#11 宣戦布告
俺に向けて、白い指が向けられている。
「お前が殺した」
その隣に、もう1本指が増えた。
「お前が殺した」
そうだ。俺が殺した。
俺の身体は動かない。動かす気も無い。
「お前が殺した」
「お前が殺した」
「お前が殺した」
指は次々と増えてゆく。
周囲が青白い肌の色で埋まってゆく。
やがて、俺の視界は一色で満たされた。
◇
俺は床に敷いたマットレスの上で跳び起きた。
夢か。
「そうだよな。そう簡単に離れちゃくれないよな」
1人で勝手に納得した様に乾いた笑いが漏れる。
隣のベッドの上で、鼻提灯を出して眠るエンリルを、引きずり落として起床させた。
目をシパシパさせているエンリルを、半ば引きずる様にして朝の支度をする。
今日出勤したら、エンリルの杖を破壊した旨の報告をしなければ。
「眠い。まだ寝かせろ」
「それでも、出勤時刻は待ってくれんからなあ」
一通り支度を済ませると、エンリルをやはり引きずりながら寮舎を出る。
今日は快晴。雲1つない青空が、俺達を覆っていた。
職場へ向けて歩く。片道10分ぐらいの、そう遠くない道だ。
子供連れの家族が歩いている。今日もニューリアは平和だ。
この平和な、普通の日常を守るのが俺の仕事である。自らの生きがいを確認してから、前へ進む。
「ママ。なにか、降って来るよ」
突然、少年が空を指差した。
白い何かが、大量に、空から降下してきていていた。つい先ほどまで快晴だった空に、白点が散在している。
「紙、か?」
思わずそう呟く。
自然現象ではない。恐らくは魔術の類だ。
誰が、何のために───
「何か書いてあるぞ」
地面に落ちた紙を拾い上げたエンリルが、そう言った。
「どうだ、何と書いてる」
そう問い、俺も紙を拾おうとしゃがんだその時、彼方から爆発音が聞こえた。
聞きなれた、あの、重い音が。
反射的に顔を上げる。魔術省本庁舎が、黒煙に包まれていた。
硝煙の臭い。
鼻の奥にこびりついた痕跡が共鳴し、俺の身体は戦争を思い出していた。
「また、始まるのか」
俺が守らねばならない、普通の日々は、恐ろしい程あっけなく終わってしまった。
◇
この国には、飢えて死ぬ者がいる。
この国には、両親を知らぬ子がいる。
この国には、貴族の遊びで殺される者がいる。
そして我々は今、属州よりこの文書を届けている。
属州の様相は悲惨である。ドワーフは毎日炭鉱に潜って肺を壊し、オークは森林伐採で鞭打たれ、魔族は社会より隔絶されている。
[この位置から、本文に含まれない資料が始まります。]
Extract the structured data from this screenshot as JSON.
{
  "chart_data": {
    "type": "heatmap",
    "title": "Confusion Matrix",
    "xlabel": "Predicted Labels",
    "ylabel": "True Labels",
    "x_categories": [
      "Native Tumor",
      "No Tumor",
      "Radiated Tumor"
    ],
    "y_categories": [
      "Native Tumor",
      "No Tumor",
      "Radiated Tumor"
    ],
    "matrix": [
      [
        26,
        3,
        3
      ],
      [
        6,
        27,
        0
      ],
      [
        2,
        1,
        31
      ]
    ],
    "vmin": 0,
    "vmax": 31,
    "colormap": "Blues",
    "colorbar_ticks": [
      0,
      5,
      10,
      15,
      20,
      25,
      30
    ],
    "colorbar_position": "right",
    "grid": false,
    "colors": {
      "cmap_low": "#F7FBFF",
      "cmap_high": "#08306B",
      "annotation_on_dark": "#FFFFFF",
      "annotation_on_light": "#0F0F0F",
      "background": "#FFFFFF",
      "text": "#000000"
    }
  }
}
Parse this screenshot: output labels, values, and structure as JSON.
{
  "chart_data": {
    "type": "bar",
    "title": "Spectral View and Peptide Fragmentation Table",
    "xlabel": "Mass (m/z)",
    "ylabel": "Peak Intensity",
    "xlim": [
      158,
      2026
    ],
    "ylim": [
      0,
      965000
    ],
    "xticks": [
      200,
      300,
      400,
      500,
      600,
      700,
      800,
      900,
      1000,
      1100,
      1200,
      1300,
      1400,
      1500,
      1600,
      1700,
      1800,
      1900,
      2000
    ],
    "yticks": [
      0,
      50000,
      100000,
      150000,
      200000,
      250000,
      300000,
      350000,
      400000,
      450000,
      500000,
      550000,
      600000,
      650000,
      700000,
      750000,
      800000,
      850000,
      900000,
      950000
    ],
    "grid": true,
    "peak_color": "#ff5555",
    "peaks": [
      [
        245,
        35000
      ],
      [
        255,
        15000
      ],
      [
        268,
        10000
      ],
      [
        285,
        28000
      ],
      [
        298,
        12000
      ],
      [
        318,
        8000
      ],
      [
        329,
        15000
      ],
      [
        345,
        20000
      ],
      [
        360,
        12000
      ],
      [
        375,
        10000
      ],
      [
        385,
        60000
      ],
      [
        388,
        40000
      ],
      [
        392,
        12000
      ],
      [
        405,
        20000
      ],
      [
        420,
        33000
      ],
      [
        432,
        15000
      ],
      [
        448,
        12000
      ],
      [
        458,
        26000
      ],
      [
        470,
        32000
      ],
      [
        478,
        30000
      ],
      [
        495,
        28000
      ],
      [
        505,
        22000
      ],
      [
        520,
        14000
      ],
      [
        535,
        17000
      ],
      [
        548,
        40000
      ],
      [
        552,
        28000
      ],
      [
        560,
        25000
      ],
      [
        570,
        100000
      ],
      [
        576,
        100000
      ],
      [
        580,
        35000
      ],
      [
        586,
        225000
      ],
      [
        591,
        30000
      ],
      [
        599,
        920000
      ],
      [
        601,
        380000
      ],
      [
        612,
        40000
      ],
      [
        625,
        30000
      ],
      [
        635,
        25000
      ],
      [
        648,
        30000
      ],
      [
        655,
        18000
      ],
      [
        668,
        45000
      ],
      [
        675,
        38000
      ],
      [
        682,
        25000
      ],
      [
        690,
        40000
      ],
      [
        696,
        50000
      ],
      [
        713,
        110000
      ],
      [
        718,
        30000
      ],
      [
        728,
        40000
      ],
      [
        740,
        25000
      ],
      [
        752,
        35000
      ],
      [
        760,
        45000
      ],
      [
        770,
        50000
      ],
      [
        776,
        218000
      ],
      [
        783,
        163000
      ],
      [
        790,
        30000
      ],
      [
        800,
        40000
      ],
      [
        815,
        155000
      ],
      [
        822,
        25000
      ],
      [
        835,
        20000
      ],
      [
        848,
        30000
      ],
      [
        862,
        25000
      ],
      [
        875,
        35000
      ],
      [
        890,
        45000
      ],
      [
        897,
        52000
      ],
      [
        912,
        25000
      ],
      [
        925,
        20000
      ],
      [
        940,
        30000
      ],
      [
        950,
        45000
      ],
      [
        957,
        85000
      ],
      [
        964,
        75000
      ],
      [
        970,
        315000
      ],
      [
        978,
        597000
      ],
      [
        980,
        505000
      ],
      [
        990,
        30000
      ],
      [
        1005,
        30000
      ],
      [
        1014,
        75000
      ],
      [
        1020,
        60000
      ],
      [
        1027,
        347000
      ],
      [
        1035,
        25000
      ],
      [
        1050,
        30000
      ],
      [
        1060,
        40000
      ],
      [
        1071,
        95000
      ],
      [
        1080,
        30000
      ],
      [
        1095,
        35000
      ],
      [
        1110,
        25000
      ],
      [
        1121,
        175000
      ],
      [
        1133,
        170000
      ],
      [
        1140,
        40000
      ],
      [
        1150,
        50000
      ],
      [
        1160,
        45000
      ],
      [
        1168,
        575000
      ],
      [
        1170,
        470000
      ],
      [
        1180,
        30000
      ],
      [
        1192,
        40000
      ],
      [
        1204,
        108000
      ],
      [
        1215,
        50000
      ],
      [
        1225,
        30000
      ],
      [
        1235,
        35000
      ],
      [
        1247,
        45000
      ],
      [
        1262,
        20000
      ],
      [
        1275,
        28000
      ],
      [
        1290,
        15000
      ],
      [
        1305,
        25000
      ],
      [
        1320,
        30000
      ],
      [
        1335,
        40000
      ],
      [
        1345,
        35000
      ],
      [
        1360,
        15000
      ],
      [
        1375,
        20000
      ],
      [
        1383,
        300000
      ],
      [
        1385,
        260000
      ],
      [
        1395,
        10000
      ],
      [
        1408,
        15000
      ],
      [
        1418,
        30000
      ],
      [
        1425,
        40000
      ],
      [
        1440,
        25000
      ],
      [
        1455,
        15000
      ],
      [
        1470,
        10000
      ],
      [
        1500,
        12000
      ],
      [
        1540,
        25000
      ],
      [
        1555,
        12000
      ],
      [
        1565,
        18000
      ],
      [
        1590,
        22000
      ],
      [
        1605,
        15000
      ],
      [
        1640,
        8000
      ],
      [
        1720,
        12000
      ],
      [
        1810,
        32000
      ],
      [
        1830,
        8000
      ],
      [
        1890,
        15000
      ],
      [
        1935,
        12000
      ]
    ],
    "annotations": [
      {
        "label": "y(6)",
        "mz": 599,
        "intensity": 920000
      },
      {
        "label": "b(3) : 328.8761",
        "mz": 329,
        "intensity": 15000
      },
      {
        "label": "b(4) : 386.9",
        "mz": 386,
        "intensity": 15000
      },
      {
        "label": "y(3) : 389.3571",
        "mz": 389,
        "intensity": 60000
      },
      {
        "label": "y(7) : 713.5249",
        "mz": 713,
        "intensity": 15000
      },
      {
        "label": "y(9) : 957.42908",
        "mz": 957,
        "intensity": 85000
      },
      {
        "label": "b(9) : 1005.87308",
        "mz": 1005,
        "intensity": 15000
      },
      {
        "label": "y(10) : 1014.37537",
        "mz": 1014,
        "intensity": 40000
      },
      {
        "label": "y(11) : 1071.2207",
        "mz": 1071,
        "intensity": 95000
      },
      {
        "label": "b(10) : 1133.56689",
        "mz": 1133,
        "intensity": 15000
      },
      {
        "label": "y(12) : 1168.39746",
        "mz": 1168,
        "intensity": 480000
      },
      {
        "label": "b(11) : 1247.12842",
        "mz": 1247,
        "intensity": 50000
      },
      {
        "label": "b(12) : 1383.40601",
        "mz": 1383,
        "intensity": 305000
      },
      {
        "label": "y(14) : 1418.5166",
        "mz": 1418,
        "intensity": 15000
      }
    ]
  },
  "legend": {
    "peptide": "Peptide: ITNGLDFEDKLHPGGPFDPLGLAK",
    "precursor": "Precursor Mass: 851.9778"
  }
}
それ以外のクルガル諸民族も全て、差別の果ての悪環境に、命を削られている。
我々はかつて、クルガル大帝国の名の下に団結した。黒竜大帝エンリルの掲げし万民平等の意志は、何処へ消え去ってしまったのだろうか。
今日は黒竜大帝エンリルの死せる日である。そんな日だからこそ、訴えたい事がある。
ドワーフならば、鉱夫にならねばならぬのか?
オークならば、愚鈍でならねばならぬのか?
魔族ならば、取引してはならぬのか?
オーガならば、力仕事をせねばならぬのか?
否であろう。
4年前、国会にて人権宣言が採択された。
我々も民族以前に人間である。1つの個として尊重されるべき、人間である。
故に我々は、本国に対して、属州民の人権を擁護する旨を求める。
願わくば、万民に権利を。万民に明日のパンを。そして、万民に愛を。
我らの名は、クルガル民族戦線。光の国、クルガル大帝国の正当後継者である。
大帝エンリルの夢破れしこの日、我々は光ある未来への第一歩を踏み出すであろう。
クルガル諸民族よ、団結せよ。
誇り高く戦おう。
我らの子等が為に。或いは、先祖の名誉の為に。
既にアルバロス政府との交渉は決裂した。
クルガル民族戦線は、この文書の公布と同時に戦闘態勢に入り、また、アルバロス政府に宣戦を布告する。
◇
【記録】
聖歴1652年 2月19日 8:00
反政府勢力 ”クルガル民族戦線”が蜂起。
首都ニューリア上空より、前項の文書が散布される。